Mostra congiunta Chongqing (Cina) Düsseldorf (Germania) nell'ambito dell'ottava edizione della China International Import Expo (CIIE). (8 novembre 2025 – Xinhua)
Lo sviluppo dell'industria globale delle nuove energie conferma ulteriormente il valore positivo della capacità produttiva cinese. Nell'ultimo decennio, i costi dell'energia eolica e solare a livello mondiale sono crollati, trainati in misura determinante dalla tecnologia e dall'offerta industriale della Cina. Una combinazione di regolamentazione governativa razionale e concorrenza di libero mercato offre una via efficace affinché il mondo possa affrontare la transizione verso basse emissioni di carbonio e il rinnovamento industriale.

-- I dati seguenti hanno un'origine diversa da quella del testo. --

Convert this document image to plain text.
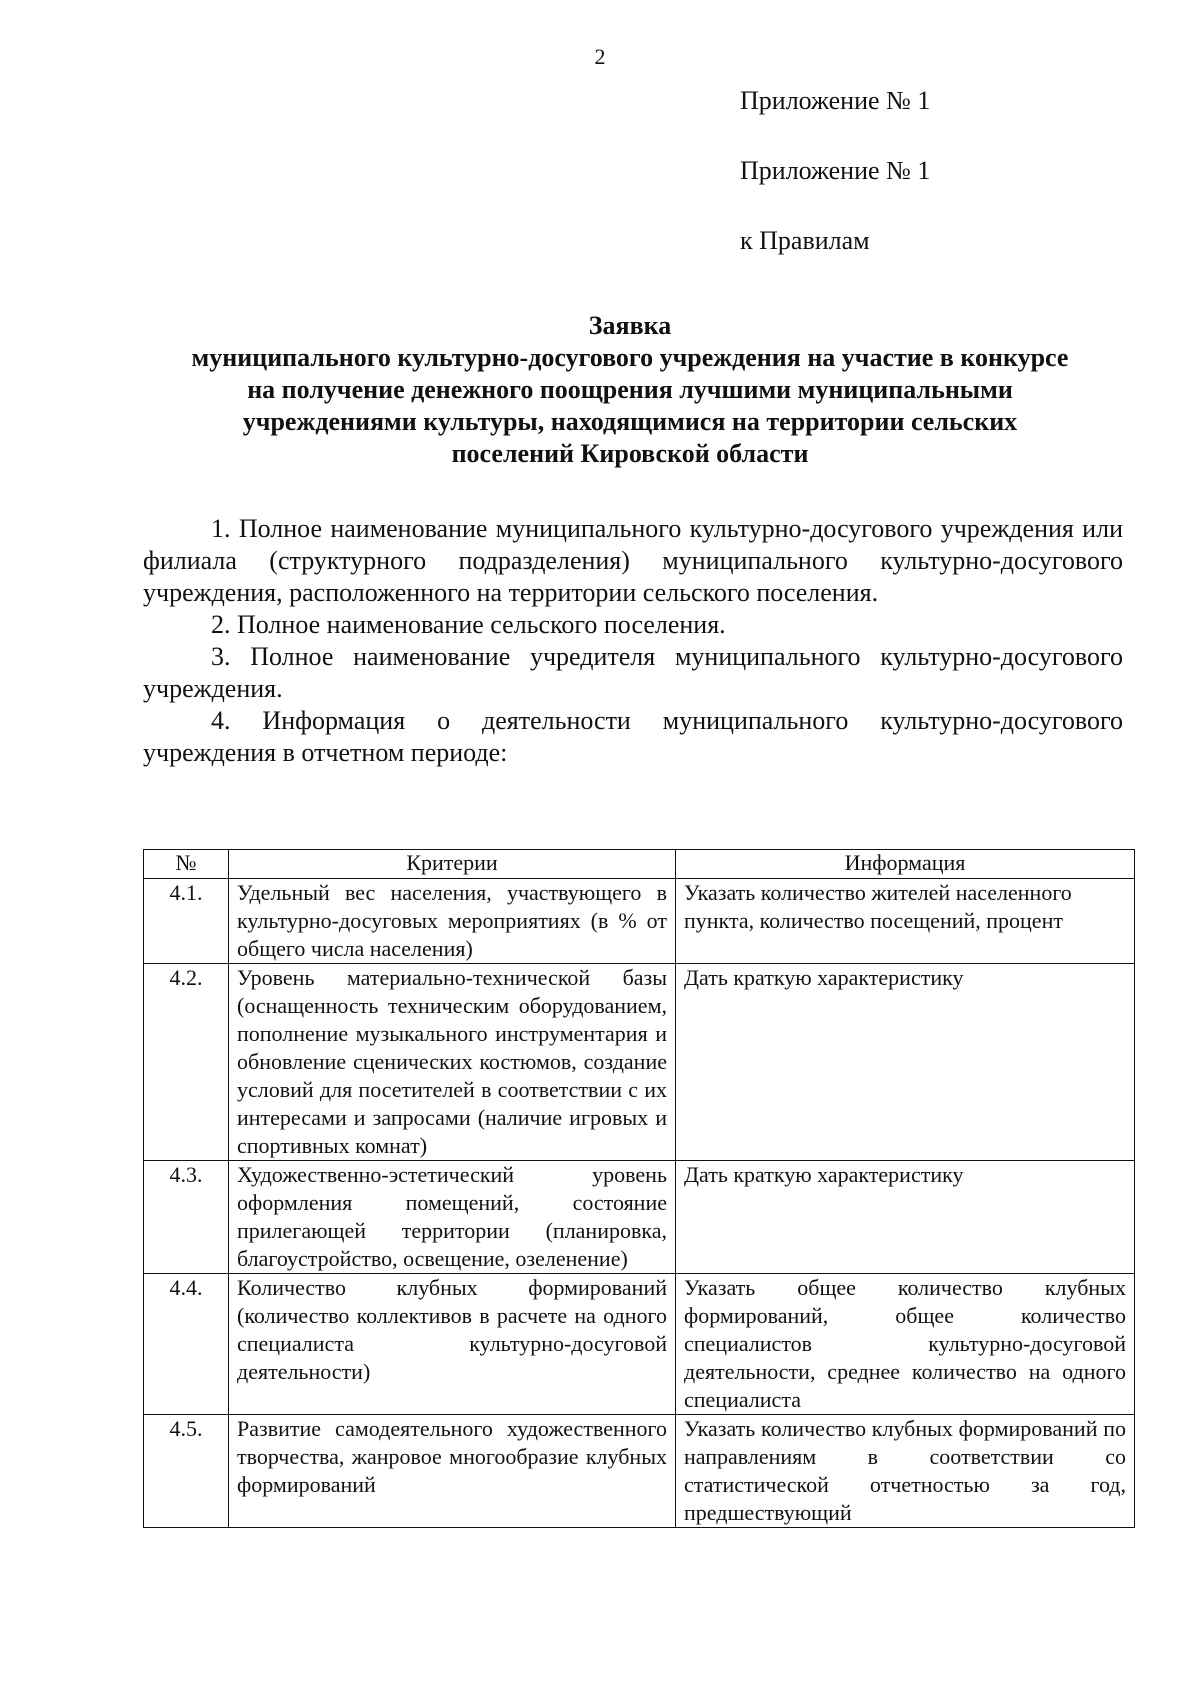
2
Приложение № 1
Приложение № 1
к Правилам
Заявка
муниципального культурно-досугового учреждения на участие в конкурсе
на получение денежного поощрения лучшими муниципальными
учреждениями культуры, находящимися на территории сельских
поселений Кировской области

1. Полное наименование муниципального культурно-досугового учреждения или филиала (структурного подразделения) муниципального культурно-досугового учреждения, расположенного на территории сельского поселения.

2. Полное наименование сельского поселения.

3. Полное наименование учредителя муниципального культурно-досугового учреждения.

4. Информация о деятельности муниципального культурно-досугового учреждения в отчетном периоде:

№	Критерии	Информация
4.1.	Удельный вес населения, участвующего в культурно-досуговых мероприятиях (в % от общего числа населения)	Указать количество жителей населенного пункта, количество посещений, процент
4.2.	Уровень материально-технической базы (оснащенность техническим оборудованием, пополнение музыкального инструментария и обновление сценических костюмов, создание условий для посетителей в соответствии с их интересами и запросами (наличие игровых и спортивных комнат)	Дать краткую характеристику
4.3.	Художественно-эстетический уровень оформления помещений, состояние прилегающей территории (планировка, благоустройство, освещение, озеленение)	Дать краткую характеристику
4.4.	Количество клубных формирований (количество коллективов в расчете на одного специалиста культурно-досуговой деятельности)	Указать общее количество клубных формирований, общее количество специалистов культурно-досуговой деятельности, среднее количество на одного специалиста
4.5.	Развитие самодеятельного художественного творчества, жанровое многообразие клубных формирований	Указать количество клубных формирований по направлениям в соответствии со статистической отчетностью за год, предшествующий
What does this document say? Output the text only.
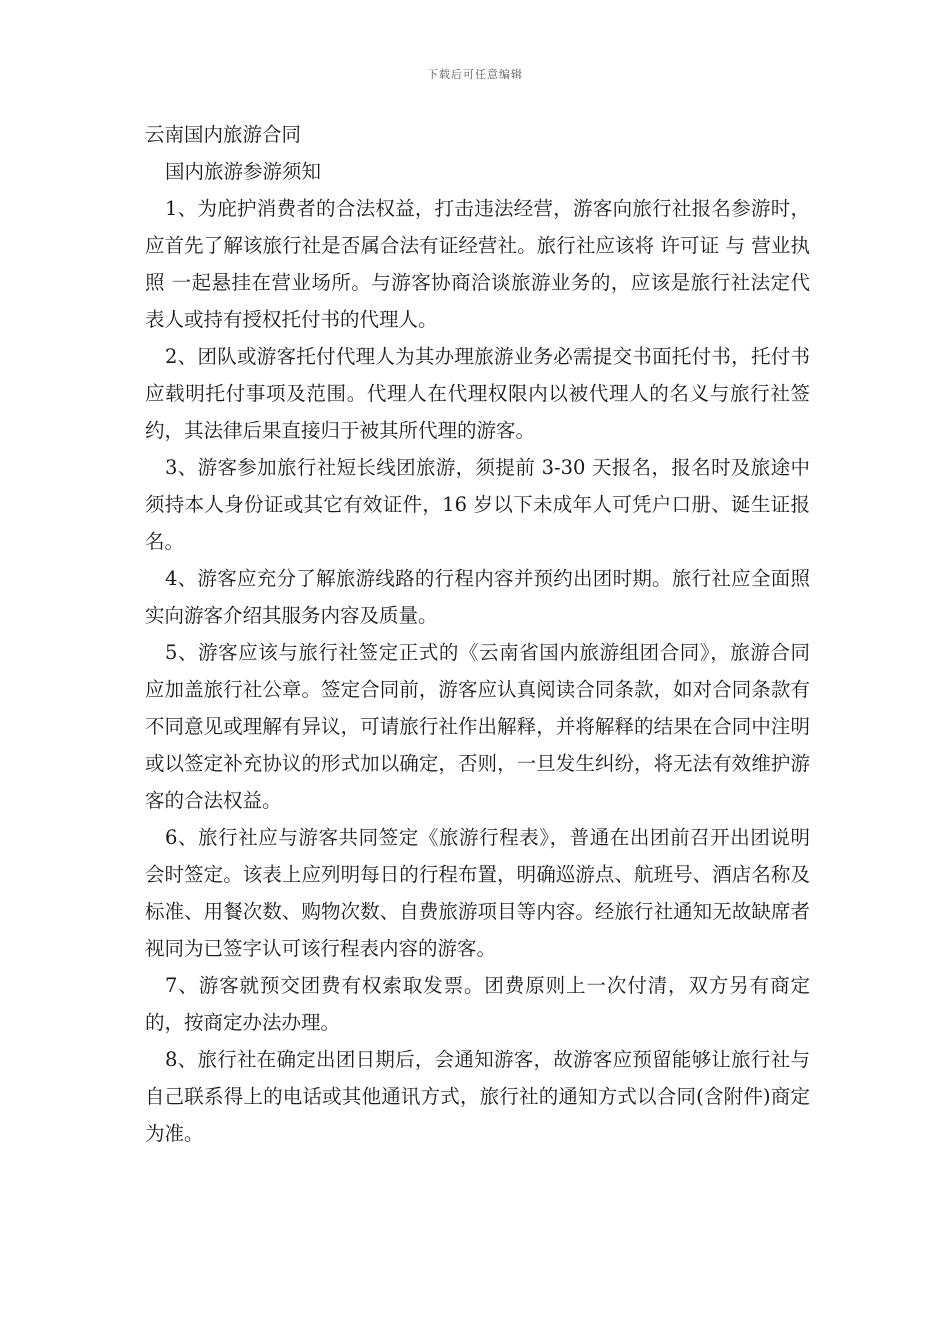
下载后可任意编辑
云南国内旅游合同
国内旅游参游须知

1、为庇护消费者的合法权益，打击违法经营，游客向旅行社报名参游时，应首先了解该旅行社是否属合法有证经营社。旅行社应该将 许可证 与 营业执照 一起悬挂在营业场所。与游客协商洽谈旅游业务的，应该是旅行社法定代表人或持有授权托付书的代理人。

2、团队或游客托付代理人为其办理旅游业务必需提交书面托付书，托付书应载明托付事项及范围。代理人在代理权限内以被代理人的名义与旅行社签约，其法律后果直接归于被其所代理的游客。

3、游客参加旅行社短长线团旅游，须提前 3-30 天报名，报名时及旅途中须持本人身份证或其它有效证件，16 岁以下未成年人可凭户口册、诞生证报名。

4、游客应充分了解旅游线路的行程内容并预约出团时期。旅行社应全面照实向游客介绍其服务内容及质量。

5、游客应该与旅行社签定正式的《云南省国内旅游组团合同》，旅游合同应加盖旅行社公章。签定合同前，游客应认真阅读合同条款，如对合同条款有不同意见或理解有异议，可请旅行社作出解释，并将解释的结果在合同中注明或以签定补充协议的形式加以确定，否则，一旦发生纠纷，将无法有效维护游客的合法权益。

6、旅行社应与游客共同签定《旅游行程表》，普通在出团前召开出团说明会时签定。该表上应列明每日的行程布置，明确巡游点、航班号、酒店名称及标准、用餐次数、购物次数、自费旅游项目等内容。经旅行社通知无故缺席者视同为已签字认可该行程表内容的游客。

7、游客就预交团费有权索取发票。团费原则上一次付清，双方另有商定的，按商定办法办理。

8、旅行社在确定出团日期后，会通知游客，故游客应预留能够让旅行社与自己联系得上的电话或其他通讯方式，旅行社的通知方式以合同(含附件)商定为准。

Confutare affermazioni infondate non significa semplicemente polemizzare, bensì promuovere una situazione vantaggiosa per tutte le parti coinvolte nelle filiere industriali globali. La Cina continua ad ampliare l'apertura del mercato, riducendo i dazi all'importazione e attuando strategie per stimolare la domanda interna; ha inoltre adeguato in modo proattivo i rimborsi fiscali all'esportazione per i prodotti soggetti a potenziali attriti commerciali, al fine di stabilizzare l'ordine degli scambi. I dati dimostrano ampiamente il valore globale del mercato cinese: esso occupa il secondo posto al mondo per volume di importazioni da 17 anni consecutivi, rappresenta un mercato di sbocco fondamentale per quasi 80 Paesi e accorda un trattamento a dazio zero a numerose nazioni in via di sviluppo. Inoltre, il valore delle transazioni previste nel corso delle edizioni della China International Import Expo (CIIE) ha superato i 580 miliardi di dollari, mentre il totale delle importazioni durante il periodo del 14° Piano Quinquennale ha oltrepassato i 90 trilioni di yuan.
La Cina non è soltanto la "fabbrica del mondo" che rifornisce il globo, ma anche il "mercato mondiale" che assorbe merci provenienti da altre nazioni. Il calo della competitività industriale di vari Paesi deriva dai ritardi nella loro stessa trasformazione, non dallo sviluppo industriale cinese. Approfondire la cooperazione lungo le filiere industriali ed espandere la torta dell'economia globale rappresenta la strada da percorrere insieme; lo sviluppo industriale della Cina non ha mai causato shock a livello mondiale, offrendo invece opportunità di crescita del tutto nuove.